PARIS—French authorities raided the Paris office of Elon Musk’s X and summoned the billionaire for a “voluntary interview,” a major escalation of European regulators’ battles with the social-media platform.
Cybercrime prosecutors said Tuesday that they were searching X’s office as part of a sprawling investigation first opened early last year. The probe has grown from investigating allegations that the platform’s content-ranking algorithm amounted to “foreign interference” in French politics to X’s responsibility for sexualized deepfake images produced by its Grok chatbot.
French officials are also investigating other potential charges against X, including dissemination of child pornography and Holocaust denial, which is illegal in France, prosecutors said.
Tuesday’s raid was conducted by cybercrime police and Europol, the European Union’s law-enforcement agency. The move came as French officials said they were summoning Musk, former X Chief Executive Linda Yaccarino and other employees in April for what they described as voluntary interviews.
Prosecutors described their investigation as being at a “constructive” stage, aimed at achieving compliance with laws in France. Voluntary interviews would be a chance for executives to explain their efforts, they added.
X didn’t immediately respond to requests for comment.

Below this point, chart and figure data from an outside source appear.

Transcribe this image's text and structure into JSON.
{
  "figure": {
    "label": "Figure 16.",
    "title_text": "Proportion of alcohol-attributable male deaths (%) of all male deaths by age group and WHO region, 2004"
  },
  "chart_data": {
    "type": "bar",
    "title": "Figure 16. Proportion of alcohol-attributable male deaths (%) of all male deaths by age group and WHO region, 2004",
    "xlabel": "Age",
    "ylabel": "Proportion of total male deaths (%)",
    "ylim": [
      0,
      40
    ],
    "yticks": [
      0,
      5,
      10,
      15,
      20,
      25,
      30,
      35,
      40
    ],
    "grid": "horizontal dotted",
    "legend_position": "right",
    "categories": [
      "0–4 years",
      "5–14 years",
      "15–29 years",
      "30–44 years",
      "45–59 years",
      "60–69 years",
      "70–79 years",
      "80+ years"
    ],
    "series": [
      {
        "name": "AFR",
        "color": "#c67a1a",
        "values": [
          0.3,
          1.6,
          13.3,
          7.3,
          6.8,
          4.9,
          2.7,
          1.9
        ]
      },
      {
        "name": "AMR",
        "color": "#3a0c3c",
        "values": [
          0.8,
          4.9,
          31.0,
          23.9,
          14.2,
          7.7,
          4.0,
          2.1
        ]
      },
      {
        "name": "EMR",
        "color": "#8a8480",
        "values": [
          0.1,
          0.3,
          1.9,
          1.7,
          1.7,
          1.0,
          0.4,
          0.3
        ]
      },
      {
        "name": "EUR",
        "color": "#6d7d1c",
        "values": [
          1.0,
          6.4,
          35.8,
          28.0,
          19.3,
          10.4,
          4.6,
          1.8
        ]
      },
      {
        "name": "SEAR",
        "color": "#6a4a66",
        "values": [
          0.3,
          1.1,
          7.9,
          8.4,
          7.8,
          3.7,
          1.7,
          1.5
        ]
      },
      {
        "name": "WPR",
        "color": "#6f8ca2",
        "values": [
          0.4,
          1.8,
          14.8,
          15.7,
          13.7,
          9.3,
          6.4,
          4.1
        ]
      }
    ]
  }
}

The summons and raid are the latest signals of a growing trans-Atlantic clash over how—and whether—big tech companies should police online speech.
Long-simmering tensions between the U.S. and Europe over how to handle content on platforms like TikTok, Instagram and X are coming to a head.
European regulators are ramping up enforcement of a new arsenal of content-moderation rules, while the Trump administration and other U.S. officials have accused Europeans of trying to silence dissent, not just on their continent but globally.